Bei aller berechtigter Empörung über die „gezielte Tötung“ würde sich lohnen, einmal auch die Gegenseite zu betrachten. Der Ermordete ist mit einem ebenfalls gefälschten Pass eingereist, um Waffenschmugel nach Gasa zu organisieren, was zumindest als Beihilfe zu Mord zu bewerten ist. Hat Dubai auch gegen ihn, die Hamas und den Iran polizeiliche Ermittlungen wegen international geächteter Straftaaten eingeleitet? Wird er künftig Personen, die von seinem Boden aus Angriffe auf Bürger eines UN-Mitgliedsstaates vorbereiten, verhaften, vor Gericht stellen oder nach Israel ausliefern?
Würde Polizei und Justiz überall funktionieren, wären Geheimdienste arbeitslos. Obwohl: Auch bei dem Kampf gegen organisiertes Verbrechen kommt die Polizei nicht ohne verdeckte Ermittler aus, die Straaftaten begehen (müssen).
@8 AbM
Würde Polizei und Justiz………….
Sind wir sicher alle auf Deiner Seite,wenn wir nicht direkte Opfer verdeckter Straftaten werden.
Das A und das O für Al Quds wie für den neuesten Mossad-Mord ist die israelische Besetzung. Das muß immer wieder in den Mittelpunkt aller Überlegungen gestellt werden. Und die erste Forderung heißt also: Beendet die Besatzung. Existenzrecht für Palästina, aber auch Syrien und Iran: Israel ist höchstgerüstet und hat die USA und die NATO (zumindest BRD und andere) als Schutzschirm und Mitakteure im Sack.

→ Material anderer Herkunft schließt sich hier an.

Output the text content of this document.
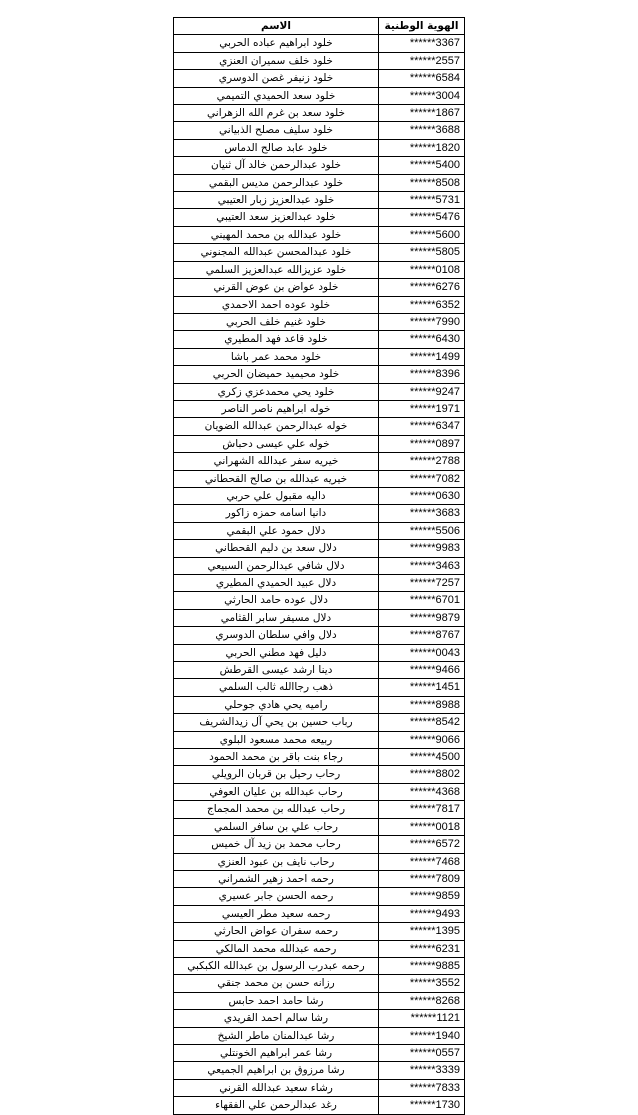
الهوية الوطنية	الاسم
******3367	خلود ابراهيم عباده الحربي
******2557	خلود خلف سميران العنزي
******6584	خلود زنيفر غصن الدوسري
******3004	خلود سعد الحميدي التميمي
******1867	خلود سعد بن غرم الله الزهراني
******3688	خلود سليف مصلح الذبياني
******1820	خلود عابد صالح الدماس
******5400	خلود عبدالرحمن خالد آل ثنيان
******8508	خلود عبدالرحمن مديس البقمي
******5731	خلود عبدالعزيز زبار العتيبي
******5476	خلود عبدالعزيز سعد العتيبي
******5600	خلود عبدالله بن محمد المهيني
******5805	خلود عبدالمحسن عبدالله المجنوني
******0108	خلود عزيزالله عبدالعزيز السلمي
******6276	خلود عواض بن عوض القرني
******6352	خلود عوده احمد الاحمدي
******7990	خلود غنيم خلف الحربي
******6430	خلود قاعد فهد المطيري
******1499	خلود محمد عمر باشا
******8396	خلود محيميد حميضان الحربي
******9247	خلود يحي محمدعزي زكري
******1971	خوله ابراهيم ناصر الناصر
******6347	خوله عبدالرحمن عبدالله الضويان
******0897	خوله علي عيسى دحباش
******2788	خيريه سفر عبدالله الشهراني
******7082	خيريه عبدالله بن صالح القحطاني
******0630	داليه مقبول علي حربي
******3683	دانيا اسامه حمزه زاكور
******5506	دلال حمود علي البقمي
******9983	دلال سعد بن دليم القحطاني
******3463	دلال شافي عبدالرحمن السبيعي
******7257	دلال عبيد الحميدي المطيري
******6701	دلال عوده حامد الحارثي
******9879	دلال مسيفر سابر القثامي
******8767	دلال وافي سلطان الدوسري
******0043	دليل فهد مطني الحربي
******9466	دينا ارشد عيسى القرطش
******1451	ذهب رجاالله ثالب السلمي
******8988	راميه يحي هادي جوحلي
******8542	رباب حسين بن يحي آل زيدالشريف
******9066	ربيعه محمد مسعود البلوي
******4500	رجاء بنت باقر بن محمد الحمود
******8802	رحاب رحيل بن قربان الرويلي
******4368	رحاب عبدالله بن عليان العوفي
******7817	رحاب عبدالله بن محمد المجماج
******0018	رحاب علي بن سافر السلمي
******6572	رحاب محمد بن زيد آل خميس
******7468	رحاب نايف بن عبود العنزي
******7809	رحمه احمد زهير الشمراني
******9859	رحمه الحسن جابر عسيري
******9493	رحمه سعيد مطر العيسي
******1395	رحمه سفران عواض الحارثي
******6231	رحمه عبدالله محمد المالكي
******9885	رحمه عبدرب الرسول بن عبدالله الكبكبي
******3552	رزانه حسن بن محمد جنقي
******8268	رشا حامد احمد حابس
******1121	رشا سالم احمد القريدي
******1940	رشا عبدالمنان ماطر الشيخ
******0557	رشا عمر ابراهيم الخونتلي
******3339	رشا مرزوق بن ابراهيم الجميعي
******7833	رشاء سعيد عبدالله القرني
******1730	رغد عبدالرحمن علي الفقهاء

Al Quds und Verfassungsschutz: ganz schwaches Scheinargument, lieber Bronski. Aber was unsere Staatsorgane angeht: Wir können jetzt auch auf Dresden sehen, wo die Kräfte, die den NPD-isten das Demo-Leben schwer gemacht haben, jetzt durch Polizei und Justiz verfolgt werden. Hatten wir das nicht schon in der Weimarer Republik?